Please join us in welcoming LaShandra P. Sullivan (PhD Candidate, Department of Anthropology).
Thursday, April 19
12:00-1:20
SS 122 from 12:00-1:20
Protest Camps and Agroindustrial Rurality-Urbanity in Brazil
Prior to democratization in 1988, Brazil’s military dictatorship (1964-1988) used explicit authoritarian violence to limit the terms for politics and economic organization. In alliance with large landholders, the government favored a capital-intensive agro-industrial model in the countryside that displaced millions of rural inhabitants in favor of export-oriented monocrop production. In Mato Grosso do Sul particularly, the production of cattle, soy, and especially sugarcane for ethanol fuel drove massive urbanization and proletarianization. Today, former peasants and subsequent generations return to rural areas as day laborers, commuting back and forth from city peripheries to work for the agro-industrial firms that now dominate the countryside. My paper focuses on the land reform protest camps of indigenous Gurani people that dot rural roadsides and “occupy” plantations in Mato Grosso do Sul, Brazil. The camps are a political tactic to gain state recognition of indigenous land rights. Protest camps consist of people that have moved out of (or circulate between) cities, reservations, and rural work sites. Consisting of ramshackle, make-shift dwellings, these camps present another kind of return to the countryside, one in which people seek to reclaim the countryside as a site of political struggle. I argue that, importantly, these camps do not challenge the legitimacy of the state itself. Instead they both appear to breach politics-as-usual and conform with a form of politics in which “insurgency” operates within the frame for mainstream political action. However, the camps become viewed as an offensive, potentially mortal threat to the political and economic order by undermining the seemingly settled organization of space.
Monday, January, 9 2012
12:00-1:20 in SS 302 *
Neighborhood effects on low-income families:
Long-term results from the Moving to Opportunity Experiment
The question of whether, how and why neighborhood environments influence the life chances of individuals and families has been of long-standing interest to social scientists. The main empirical challenge to answering this question arises from the fact that families typically have at least some degree of choice over where they live, which creates difficulties disentangling the effects of neighborhood environments from those of hard-to-measure individual and family level attributes associated with both residential location and other outcomes of interest. This talk will report on the new long-term findings from the HUD Moving to Opportunity (MTO) residential mobility experiment, which starting in 1994 randomly assigned public housing families the chance to use a housing voucher to move to a less distressed neighborhood. Outcomes come from in-person data collection in the domains of physical and mental health, employment, schooling, and delinquency, measured 10-15 years after random assignment.

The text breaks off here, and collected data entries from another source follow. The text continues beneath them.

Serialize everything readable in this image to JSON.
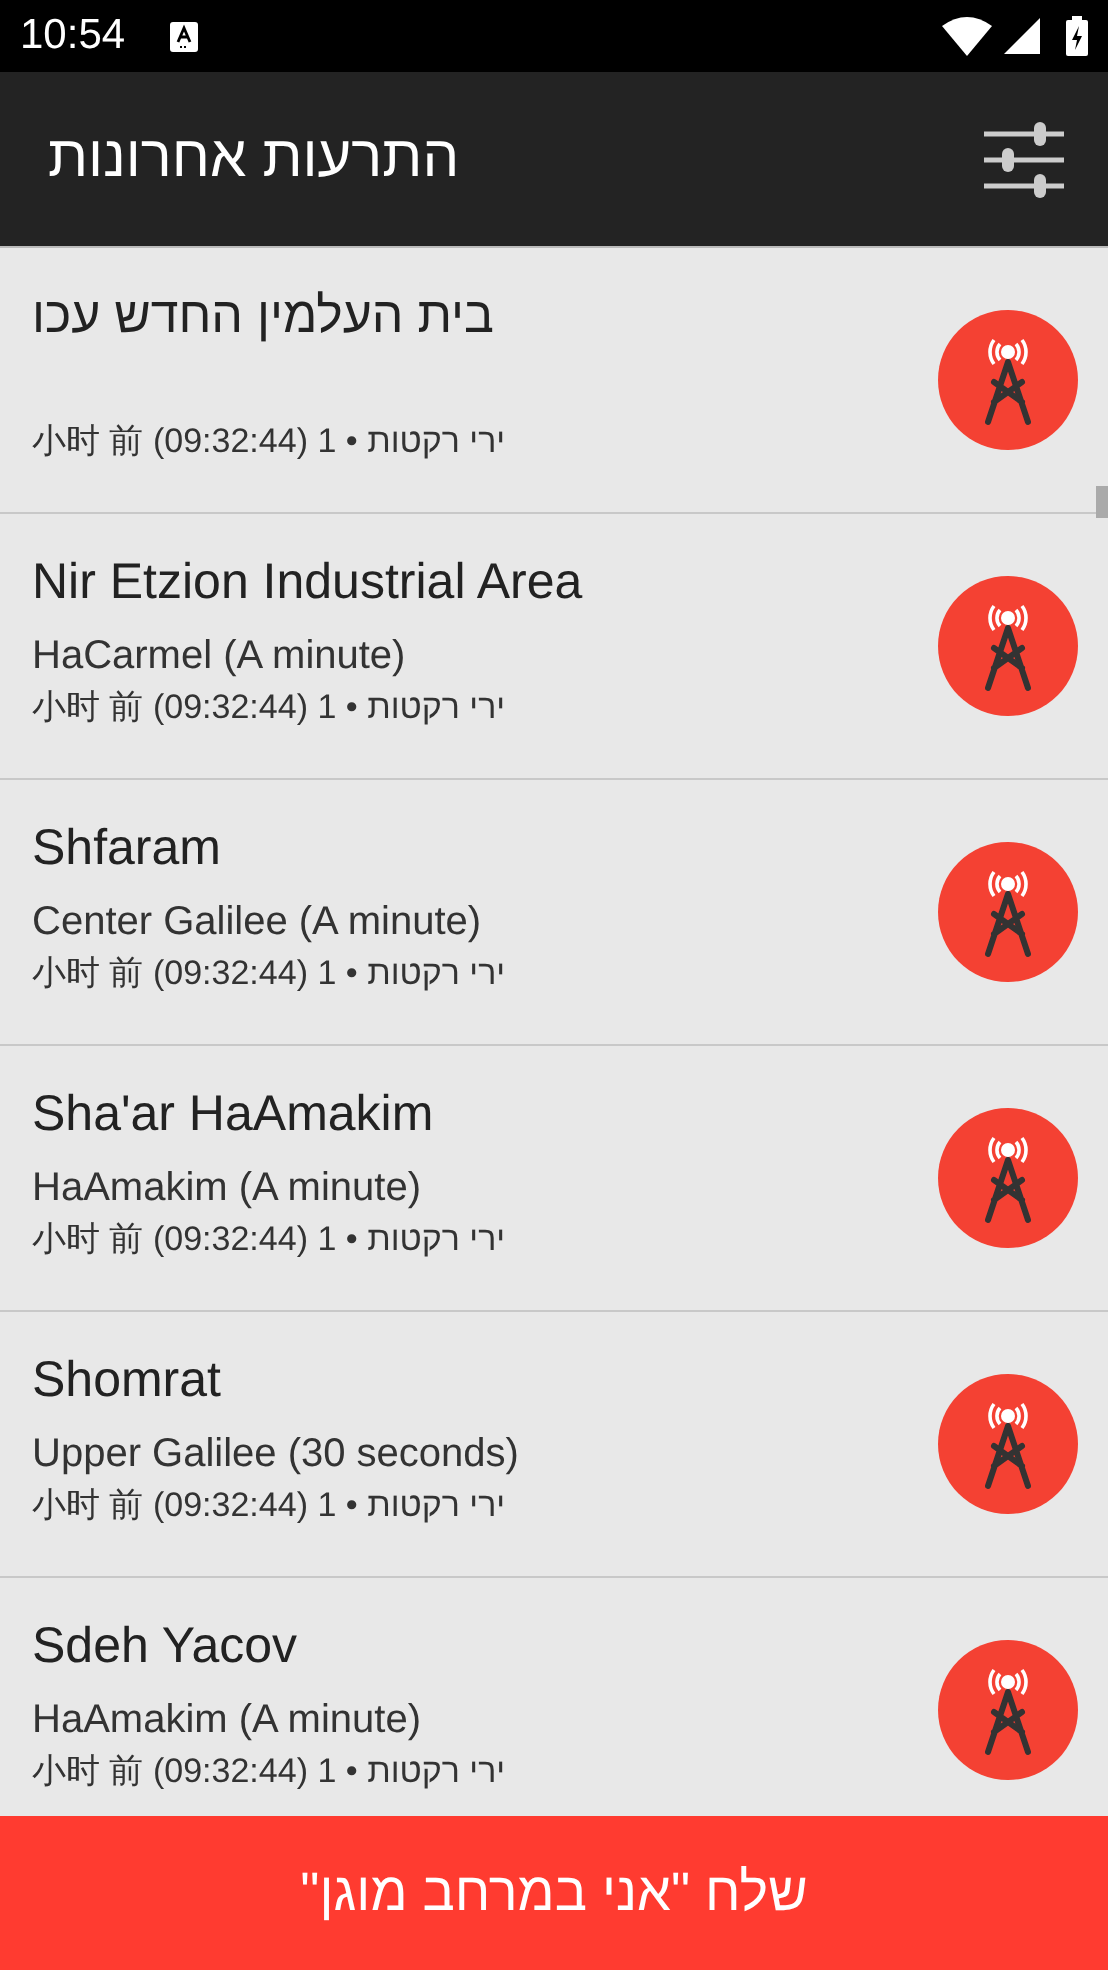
{
  "status_bar": {
    "time": "10:54"
  },
  "app_bar": {
    "title": "התרעות אחרונות"
  },
  "alerts": [
    {
      "title": "בית העלמין החדש עכו",
      "meta": "ירי רקטות • 1 (09:32:44) 小时 前"
    },
    {
      "title": "Nir Etzion Industrial Area",
      "subtitle": "HaCarmel (A minute)",
      "meta": "ירי רקטות • 1 (09:32:44) 小时 前"
    },
    {
      "title": "Shfaram",
      "subtitle": "Center Galilee (A minute)",
      "meta": "ירי רקטות • 1 (09:32:44) 小时 前"
    },
    {
      "title": "Sha'ar HaAmakim",
      "subtitle": "HaAmakim (A minute)",
      "meta": "ירי רקטות • 1 (09:32:44) 小时 前"
    },
    {
      "title": "Shomrat",
      "subtitle": "Upper Galilee (30 seconds)",
      "meta": "ירי רקטות • 1 (09:32:44) 小时 前"
    },
    {
      "title": "Sdeh Yacov",
      "subtitle": "HaAmakim (A minute)",
      "meta": "ירי רקטות • 1 (09:32:44) 小时 前"
    }
  ],
  "action_button": {
    "label": "שלח \"אני במרחב מוגן\""
  }
}
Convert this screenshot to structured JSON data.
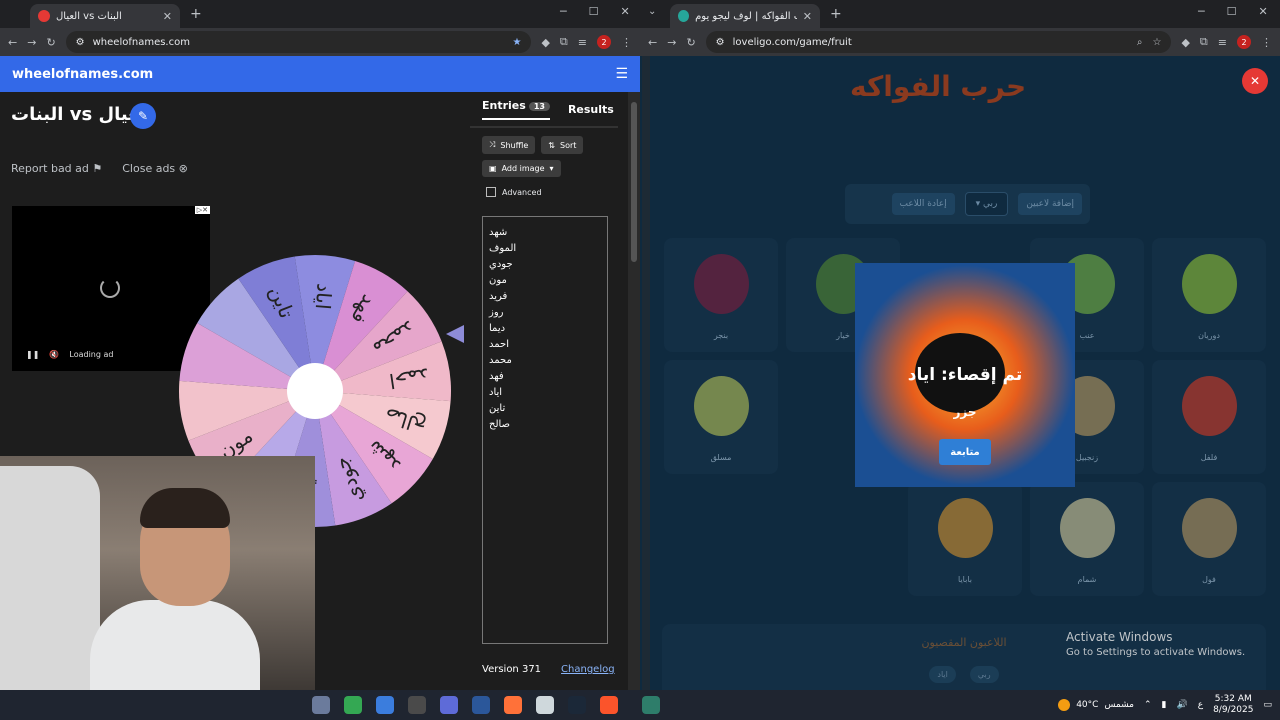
{
  "left_window": {
    "tab_title": "العيال vs البنات",
    "url": "wheelofnames.com",
    "site_name": "wheelofnames.com",
    "wheel_title": "البنات vs العيال",
    "report_ad": "Report bad ad",
    "close_ads": "Close ads",
    "ad_loading": "Loading ad",
    "tabs": {
      "entries": "Entries",
      "entries_count": "13",
      "results": "Results"
    },
    "buttons": {
      "shuffle": "Shuffle",
      "sort": "Sort",
      "add_image": "Add image",
      "advanced": "Advanced"
    },
    "entries": [
      "شهد",
      "الموف",
      "جودي",
      "مون",
      "فريد",
      "روز",
      "ديما",
      "احمد",
      "محمد",
      "فهد",
      "اياد",
      "تاين",
      "صالح"
    ],
    "wheel_labels": [
      "تاين",
      "اياد",
      "فهد",
      "محمد",
      "احمد",
      "صالح",
      "شهد",
      "جودي",
      "ديما",
      "روز",
      "مون"
    ],
    "version": "Version 371",
    "changelog": "Changelog"
  },
  "right_window": {
    "tab_title": "لعبة حرب الفواكه | لوف ليجو يوم",
    "url": "loveligo.com/game/fruit",
    "game_title": "حرب الفواكه",
    "controls": {
      "add_player": "إضافة لاعبين",
      "select": "ربي",
      "reset": "إعادة اللاعب"
    },
    "cards": [
      {
        "label": "دوريان",
        "color": "#9acd32"
      },
      {
        "label": "عنب",
        "color": "#7fbf3f"
      },
      {
        "label": "خيار",
        "color": "#5a8f2c"
      },
      {
        "label": "بنجر",
        "color": "#8b1a3a"
      },
      {
        "label": "فلفل",
        "color": "#e8391f"
      },
      {
        "label": "زنجبيل",
        "color": "#c8a25e"
      },
      {
        "label": "مسلق",
        "color": "#c6cf56"
      },
      {
        "label": "فول",
        "color": "#c8a060"
      },
      {
        "label": "شمام",
        "color": "#e8d9a0"
      },
      {
        "label": "بابايا",
        "color": "#e89a2a"
      }
    ],
    "modal": {
      "message": "تم إقصاء: اياد",
      "fruit": "جزر",
      "button": "متابعة"
    },
    "excluded_title": "اللاعبون المقصيون",
    "excluded_players": [
      "اياد",
      "ربي"
    ]
  },
  "windows_notice": {
    "title": "Activate Windows",
    "subtitle": "Go to Settings to activate Windows."
  },
  "taskbar": {
    "temperature": "40°C",
    "weather": "مشمس",
    "lang": "ع",
    "time": "5:32 AM",
    "date": "8/9/2025"
  }
}
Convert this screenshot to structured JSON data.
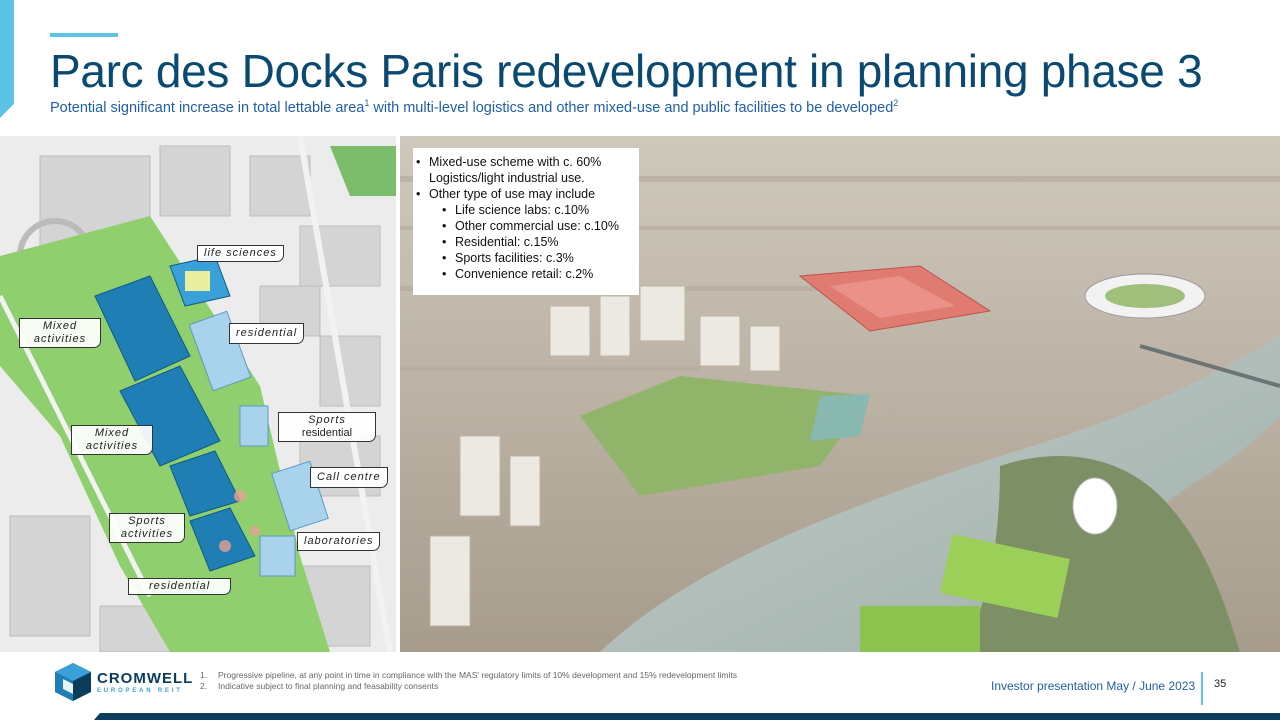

* Please note earlier time and room change.
Elizabeth Jefferis Terrien is a PhD student in Sociology.
Cultural Conditions of City Park Use
Cultural differences within communities have different policy implications for cities. This comparative case study of two neighborhoods in Los Angeles and two in Chicago, selected on the basis of their observed divergent dog ownership practices, is used to develop a grounded theory about dogs as cultural indicators and urban community identifiers. Humans have cohabitated with domesticated dogs for millennia yet it is one of the most under-studied relationships in the social sciences. Original research and analysis of over 100 in-depth interviews, 200 hours of site observation in the community and local parks, photographs, and periodicals theorizes about individual dog-caretaker relationships and situates them within a community of dog caretakers in urban neighborhoods, and then further situates them within the larger municipal authorities of the LA Department of Recreation and Parks, Chicago Park District, LA Animal Services, Chicago Animal Care and Control, political leaders, and police. Misunderstandings of the relationships between recent Latino immigrants, African Americans, the homeless, and upper middle class owners and their dogs illustrate the impact of beliefs and feelings about dogs on modern urban life.
Amy Khare is a PhD student in the School of Social Service Administration.
Participation, deliberation, and decision-making: The dynamics of inclusion and exclusion in mixed-income developments
(Co-authored with Dr. Robert Chaskin and Dr. Mark Joseph)
Abstract: This paper explores the mechanisms, processes, and dynamics of participation and deliberation in three newly created, heterogeneous mixed-income communities being built on the footprint of former public housing developments in Chicago. Our findings reflect enduring dilemmas about the challenge of democratic participation and representation for low-income citizens in the context of public housing reform efforts. Fundamental tension exists between two orientations to organizing participation, one that privileges “mainstreaming” public housing resident participation into market and civil society, and another that suggests the continuing need for separate mechanisms that maximize public housing resident representation. In this paper, we frame the theoretical debates over the potential for establishing effective mechanisms to promote deliberative democracy at a neighborhood-level. We then explore how participatory mechanisms are viewed by key stakeholders, provide an overview of the participatory landscape, and examine how the organization of opportunities for deliberation and emerging patterns of participation shape dynamics of inclusion and exclusion in these contexts. Based on these findings, we suggest implications for policy and governance initiatives aimed at promoting deliberative democracy at a neighborhood-level.